Tytuł: "Too good at goodbyes"
Para: Samatt (Samantha i Matt)
Rodzaj: Dramat, psychologiczny.
Uwagi: Kursywa to wspomnienia. Inspiracja.
Uwagi: Kursywa to wspomnienia. Inspiracja.
- Dlaczego taki jesteś? - zapytała.
- Jaki? - Spojrzał na nią ze zdziwieniem.
- Taki.. obojętny. Pełny bólu, obojętności..
Podszedł do niej i przystanął tak blisko, że czuł jej przyspieszony oddech.

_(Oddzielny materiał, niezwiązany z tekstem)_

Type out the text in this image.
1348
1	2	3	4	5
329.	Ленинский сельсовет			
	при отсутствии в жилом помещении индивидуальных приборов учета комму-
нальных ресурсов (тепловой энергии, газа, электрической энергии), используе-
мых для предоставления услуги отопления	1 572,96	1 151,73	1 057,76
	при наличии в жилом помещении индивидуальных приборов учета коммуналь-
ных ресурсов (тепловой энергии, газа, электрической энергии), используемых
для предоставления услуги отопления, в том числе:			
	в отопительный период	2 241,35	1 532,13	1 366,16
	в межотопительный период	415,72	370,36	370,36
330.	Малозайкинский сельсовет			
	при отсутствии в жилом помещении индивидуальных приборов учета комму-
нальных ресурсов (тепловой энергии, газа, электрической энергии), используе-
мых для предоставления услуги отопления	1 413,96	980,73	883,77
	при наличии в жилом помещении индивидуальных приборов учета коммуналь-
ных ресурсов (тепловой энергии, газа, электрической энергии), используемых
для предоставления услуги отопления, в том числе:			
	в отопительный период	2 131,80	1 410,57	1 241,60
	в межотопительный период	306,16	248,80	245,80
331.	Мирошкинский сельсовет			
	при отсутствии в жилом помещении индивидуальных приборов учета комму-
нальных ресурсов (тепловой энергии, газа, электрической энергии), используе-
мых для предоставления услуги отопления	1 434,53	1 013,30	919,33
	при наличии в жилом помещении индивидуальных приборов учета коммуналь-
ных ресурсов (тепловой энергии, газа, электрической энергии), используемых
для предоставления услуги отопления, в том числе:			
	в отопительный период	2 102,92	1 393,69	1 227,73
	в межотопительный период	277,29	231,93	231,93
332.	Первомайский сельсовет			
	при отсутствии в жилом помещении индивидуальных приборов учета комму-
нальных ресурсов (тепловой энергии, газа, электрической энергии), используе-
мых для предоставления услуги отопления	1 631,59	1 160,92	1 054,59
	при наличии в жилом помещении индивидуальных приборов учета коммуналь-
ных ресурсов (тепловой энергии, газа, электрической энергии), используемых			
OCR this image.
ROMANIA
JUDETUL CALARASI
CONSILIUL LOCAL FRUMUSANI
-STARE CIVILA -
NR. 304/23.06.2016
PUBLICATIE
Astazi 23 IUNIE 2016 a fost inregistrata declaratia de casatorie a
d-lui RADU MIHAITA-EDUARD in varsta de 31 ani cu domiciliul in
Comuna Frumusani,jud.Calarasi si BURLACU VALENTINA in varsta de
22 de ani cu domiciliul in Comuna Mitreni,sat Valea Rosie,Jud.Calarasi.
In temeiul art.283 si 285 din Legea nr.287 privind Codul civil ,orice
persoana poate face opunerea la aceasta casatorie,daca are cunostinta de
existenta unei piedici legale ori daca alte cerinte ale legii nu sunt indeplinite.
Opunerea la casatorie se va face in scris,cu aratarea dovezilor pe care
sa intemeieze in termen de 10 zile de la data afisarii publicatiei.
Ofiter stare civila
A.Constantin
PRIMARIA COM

- Obojętny? - Uniósł brew.
- Bawisz się mną. Chcesz odchodzić, a mimo wszystko zostajesz. Pokazujesz, że jestem dla Ciebie ważna, żeby za chwilę mnie zniszczyć i pokazać jak bardzo jestem Ci obojętna.

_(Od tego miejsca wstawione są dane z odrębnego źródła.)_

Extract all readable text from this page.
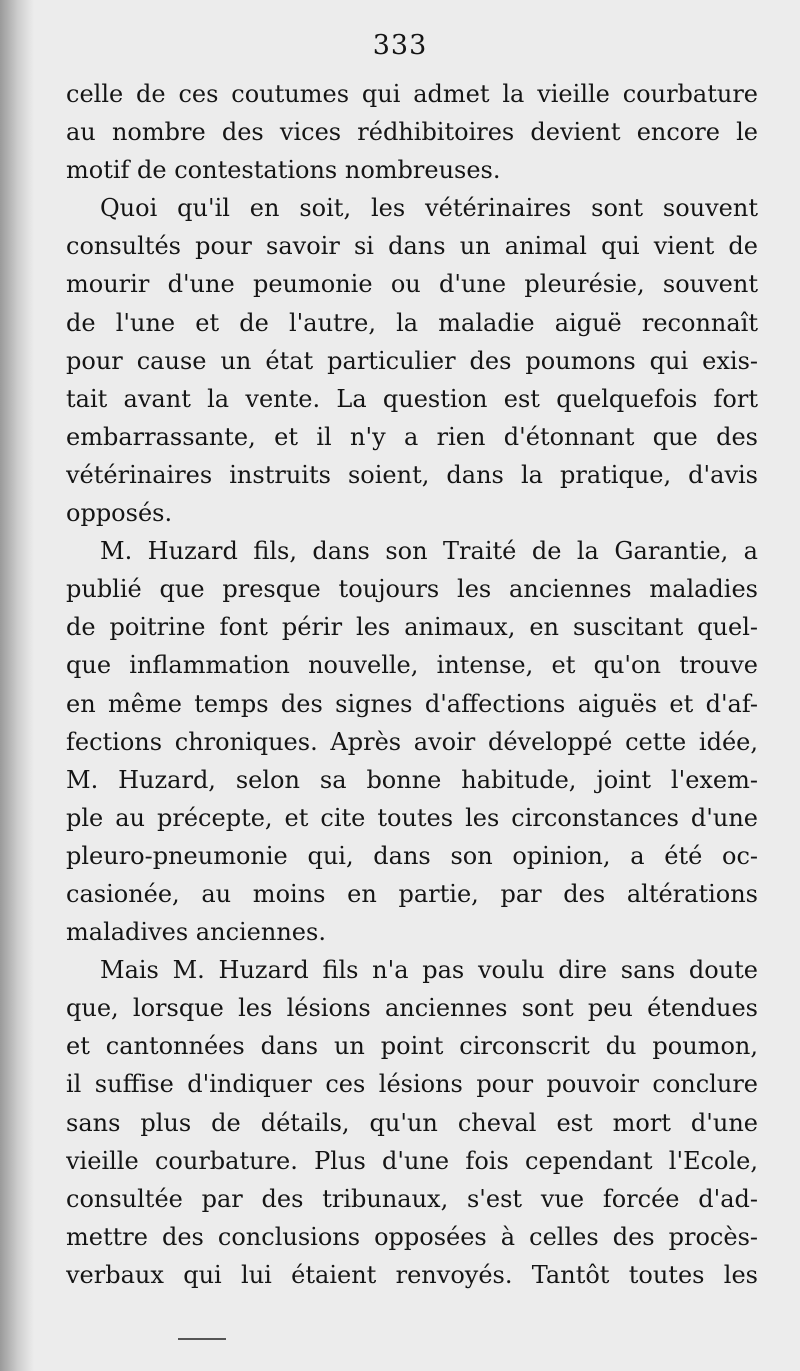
333
celle de ces coutumes qui admet la vieille courbature
au nombre des vices rédhibitoires devient encore le
motif de contestations nombreuses.
Quoi qu'il en soit, les vétérinaires sont souvent
consultés pour savoir si dans un animal qui vient de
mourir d'une peumonie ou d'une pleurésie, souvent
de l'une et de l'autre, la maladie aiguë reconnaît
pour cause un état particulier des poumons qui exis-
tait avant la vente. La question est quelquefois fort
embarrassante, et il n'y a rien d'étonnant que des
vétérinaires instruits soient, dans la pratique, d'avis
opposés.
M. Huzard fils, dans son Traité de la Garantie, a
publié que presque toujours les anciennes maladies
de poitrine font périr les animaux, en suscitant quel-
que inflammation nouvelle, intense, et qu'on trouve
en même temps des signes d'affections aiguës et d'af-
fections chroniques. Après avoir développé cette idée,
M. Huzard, selon sa bonne habitude, joint l'exem-
ple au précepte, et cite toutes les circonstances d'une
pleuro-pneumonie qui, dans son opinion, a été oc-
casionée, au moins en partie, par des altérations
maladives anciennes.
Mais M. Huzard fils n'a pas voulu dire sans doute
que, lorsque les lésions anciennes sont peu étendues
et cantonnées dans un point circonscrit du poumon,
il suffise d'indiquer ces lésions pour pouvoir conclure
sans plus de détails, qu'un cheval est mort d'une
vieille courbature. Plus d'une fois cependant l'Ecole,
consultée par des tribunaux, s'est vue forcée d'ad-
mettre des conclusions opposées à celles des procès-
verbaux qui lui étaient renvoyés. Tantôt toutes les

- Ja? Skąd Ci to przyszło do głowy? - Powiedział ironicznie.
Westchnęła. Nie lubiła go takiego. Czuła, że to nie był on. Czuła, że się od niego oddala.
- O to Ci chodzi? By o sobie nawzajem zapomnieć? Kochasz mnie w ogóle?
- Nie potrafię na to odpowiedzieć - Powiedział zbity z tropu.
Przybliżył się do niej, musnął jej delikatne usta, a następnie ruszył w stronę drzwi z kamiennym wyrazem twarzy.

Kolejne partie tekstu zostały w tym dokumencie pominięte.